0
votes

I have a ASP.Net Web Forms application (project 1), an Entity Framework data access library (project 2) and a WCF service library (project 3). The Asp.Net project has an *svc file that redirects calls to the corresponding WCF service in project 3. I am debugging locally using VS 2012 (+ its integrated server) and thus NO IIS is used.
I am encountering the following problem: if I use a page inside project 1 to get some data from the EF database, everything works fine, but when I use a remote WCF client to call the same method, if fails. The error says that the connection string for the database couldn't be found. Upon investigating, I figured out that the if I call the query from the ASP project, the connection string located in Web.config file of project 1 is correctly used. However, if I call the query over the WCF service, the App.config of the service library is used (which of course doesn't contain any connection strings).
Up until now I thought that .NET does NOT support fragmented configuration files for DLLs (this is the reason why you have to copy over the endpoint/service configuration elements from the service App.config to the ASp.Net Web.config file).
So does anybody know how I can get my service to use the Web.config instead it's very own App.Config, which it shouldn't use anyways?

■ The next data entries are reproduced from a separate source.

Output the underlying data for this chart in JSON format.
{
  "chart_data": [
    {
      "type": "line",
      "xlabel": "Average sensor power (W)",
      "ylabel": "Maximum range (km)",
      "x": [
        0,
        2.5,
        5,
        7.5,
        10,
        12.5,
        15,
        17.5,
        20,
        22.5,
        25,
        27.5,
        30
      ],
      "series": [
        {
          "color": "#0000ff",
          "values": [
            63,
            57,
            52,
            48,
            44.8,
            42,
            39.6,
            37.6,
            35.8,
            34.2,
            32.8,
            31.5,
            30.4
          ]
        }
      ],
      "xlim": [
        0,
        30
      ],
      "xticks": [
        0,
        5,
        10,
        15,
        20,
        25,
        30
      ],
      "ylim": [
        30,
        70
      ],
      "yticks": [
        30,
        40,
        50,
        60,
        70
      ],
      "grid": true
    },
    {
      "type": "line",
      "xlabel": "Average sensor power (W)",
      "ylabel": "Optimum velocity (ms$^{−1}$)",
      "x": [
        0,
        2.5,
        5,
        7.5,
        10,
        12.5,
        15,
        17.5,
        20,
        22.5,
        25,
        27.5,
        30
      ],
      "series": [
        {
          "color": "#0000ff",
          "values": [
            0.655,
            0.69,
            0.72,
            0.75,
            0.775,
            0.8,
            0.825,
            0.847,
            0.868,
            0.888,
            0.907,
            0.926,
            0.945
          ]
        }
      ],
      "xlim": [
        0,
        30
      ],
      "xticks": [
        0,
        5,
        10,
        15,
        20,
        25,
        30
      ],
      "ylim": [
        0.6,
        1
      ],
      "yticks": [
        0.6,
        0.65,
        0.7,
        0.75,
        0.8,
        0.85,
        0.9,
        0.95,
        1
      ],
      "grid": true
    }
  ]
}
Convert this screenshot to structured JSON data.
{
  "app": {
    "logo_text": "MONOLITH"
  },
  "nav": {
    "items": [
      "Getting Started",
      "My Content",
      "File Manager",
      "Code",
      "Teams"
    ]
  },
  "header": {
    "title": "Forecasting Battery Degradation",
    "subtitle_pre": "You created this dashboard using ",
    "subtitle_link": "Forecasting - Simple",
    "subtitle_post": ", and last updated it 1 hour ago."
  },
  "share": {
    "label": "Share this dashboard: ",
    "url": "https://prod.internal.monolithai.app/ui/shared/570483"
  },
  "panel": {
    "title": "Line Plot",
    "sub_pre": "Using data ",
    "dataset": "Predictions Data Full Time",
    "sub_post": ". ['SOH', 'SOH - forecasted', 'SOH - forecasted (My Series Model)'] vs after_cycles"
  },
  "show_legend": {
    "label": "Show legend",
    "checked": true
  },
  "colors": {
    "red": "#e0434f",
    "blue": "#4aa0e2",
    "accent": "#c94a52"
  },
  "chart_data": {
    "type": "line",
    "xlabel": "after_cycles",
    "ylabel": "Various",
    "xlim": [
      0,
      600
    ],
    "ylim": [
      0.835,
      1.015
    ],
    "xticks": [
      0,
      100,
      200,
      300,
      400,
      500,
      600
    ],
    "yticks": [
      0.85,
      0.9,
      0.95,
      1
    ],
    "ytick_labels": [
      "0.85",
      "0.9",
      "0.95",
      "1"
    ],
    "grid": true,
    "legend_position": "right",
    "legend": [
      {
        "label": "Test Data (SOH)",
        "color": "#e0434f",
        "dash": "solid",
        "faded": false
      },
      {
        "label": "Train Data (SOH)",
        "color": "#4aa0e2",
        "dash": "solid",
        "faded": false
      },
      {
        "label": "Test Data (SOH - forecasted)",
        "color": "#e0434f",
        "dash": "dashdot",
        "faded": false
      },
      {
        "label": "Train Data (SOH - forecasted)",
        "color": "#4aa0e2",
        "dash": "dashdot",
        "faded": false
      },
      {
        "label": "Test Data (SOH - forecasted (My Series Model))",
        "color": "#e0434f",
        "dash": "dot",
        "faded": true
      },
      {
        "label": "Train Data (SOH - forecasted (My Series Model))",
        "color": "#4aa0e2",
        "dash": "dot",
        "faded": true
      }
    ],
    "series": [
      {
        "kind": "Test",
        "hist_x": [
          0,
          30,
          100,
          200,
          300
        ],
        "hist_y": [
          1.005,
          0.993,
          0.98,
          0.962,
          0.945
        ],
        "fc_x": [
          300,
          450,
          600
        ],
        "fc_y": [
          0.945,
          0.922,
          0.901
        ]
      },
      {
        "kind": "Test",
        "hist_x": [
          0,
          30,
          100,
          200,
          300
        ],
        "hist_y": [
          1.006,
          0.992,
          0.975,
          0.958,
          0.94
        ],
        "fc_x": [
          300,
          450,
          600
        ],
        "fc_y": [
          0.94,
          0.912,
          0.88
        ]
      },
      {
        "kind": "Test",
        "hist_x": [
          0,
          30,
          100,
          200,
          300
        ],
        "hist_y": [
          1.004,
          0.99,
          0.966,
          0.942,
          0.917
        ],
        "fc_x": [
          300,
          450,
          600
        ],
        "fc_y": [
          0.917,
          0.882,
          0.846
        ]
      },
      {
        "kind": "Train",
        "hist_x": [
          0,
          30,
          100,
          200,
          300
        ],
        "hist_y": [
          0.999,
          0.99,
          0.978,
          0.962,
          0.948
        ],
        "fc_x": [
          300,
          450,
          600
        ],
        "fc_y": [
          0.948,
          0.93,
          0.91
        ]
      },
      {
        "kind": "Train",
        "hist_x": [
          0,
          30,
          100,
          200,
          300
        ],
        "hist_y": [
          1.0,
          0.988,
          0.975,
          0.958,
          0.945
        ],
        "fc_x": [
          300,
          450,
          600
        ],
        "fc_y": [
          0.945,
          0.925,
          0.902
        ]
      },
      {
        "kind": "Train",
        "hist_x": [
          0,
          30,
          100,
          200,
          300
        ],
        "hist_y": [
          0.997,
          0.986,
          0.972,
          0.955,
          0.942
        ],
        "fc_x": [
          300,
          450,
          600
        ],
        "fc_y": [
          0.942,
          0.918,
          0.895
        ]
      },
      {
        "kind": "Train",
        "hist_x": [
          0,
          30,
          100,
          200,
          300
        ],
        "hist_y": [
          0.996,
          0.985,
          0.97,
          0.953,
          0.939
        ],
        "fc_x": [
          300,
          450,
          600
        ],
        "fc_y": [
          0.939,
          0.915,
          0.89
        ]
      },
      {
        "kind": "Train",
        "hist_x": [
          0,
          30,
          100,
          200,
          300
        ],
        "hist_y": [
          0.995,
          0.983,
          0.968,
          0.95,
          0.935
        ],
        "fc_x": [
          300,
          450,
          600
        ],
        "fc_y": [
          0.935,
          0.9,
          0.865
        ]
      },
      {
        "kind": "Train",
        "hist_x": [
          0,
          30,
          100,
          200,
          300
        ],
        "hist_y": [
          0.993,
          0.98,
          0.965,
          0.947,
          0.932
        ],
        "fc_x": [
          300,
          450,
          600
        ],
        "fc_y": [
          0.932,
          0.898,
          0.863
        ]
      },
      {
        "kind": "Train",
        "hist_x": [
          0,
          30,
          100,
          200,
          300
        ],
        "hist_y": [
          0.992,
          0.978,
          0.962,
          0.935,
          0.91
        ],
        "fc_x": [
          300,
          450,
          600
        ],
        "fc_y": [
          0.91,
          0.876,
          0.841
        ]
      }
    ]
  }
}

Edit: added code for *svc file and service interface + service implementation

SimulatorWcfServices.svc (project 1: the main ASP.Net Web Application):

<%@ ServiceHost Language="C#" Debug="true" Service="Blub.SimulatorWcfServices.DataExchangeService" %>

IDataExchangeService.cs (project 3: the SimulatorWcfServices service library)

  [ServiceContract]
    public interface IDataExchangeService
    {
        [OperationContract]
        IDictionary<string,string> GetData();
    }

DataExchangeService.cs (project 3: the SimulatorWcfServices service library)

 [AspNetCompatibilityRequirements(RequirementsMode = AspNetCompatibilityRequirementsMode.Allowed)]
    public class DataExchangeService : IDataExchangeService
    {
        public IDictionary<string, string> GetData()
        {
            return new DataAccessImplementation.DataDAO().GetAllData(); //call to project 2
        }
    }
1
delete the app.config - T McKeown
WCF uses Web.config. Copy your connection string into them. - Gandarez
@TMcKeown McKeown: if I do this, the Service doesn't work at all because it does not know its configuration. It seems to get its whole configuration from the App.config in the service DLL. Gandarez: my whole problem is that the WCF service does NOT use the Web.config... - Cleo
then this service is not coded as a .svc web resource OR you are specifically looking for that config. - T McKeown
I don't know what a ".svc web resource" is; so I have added my code for clarification... - Cleo

1 Answers

0
votes

I solved the issue by switching my webserver used for debugging from "Local IIS Webserver" to "Visual Studio Development Server" (Project --> Properties --> Web --> Server). So basically I downgraded the used server. Now its uses the correct Config file and the assemblies seem to be loaded in correct order and not only partially.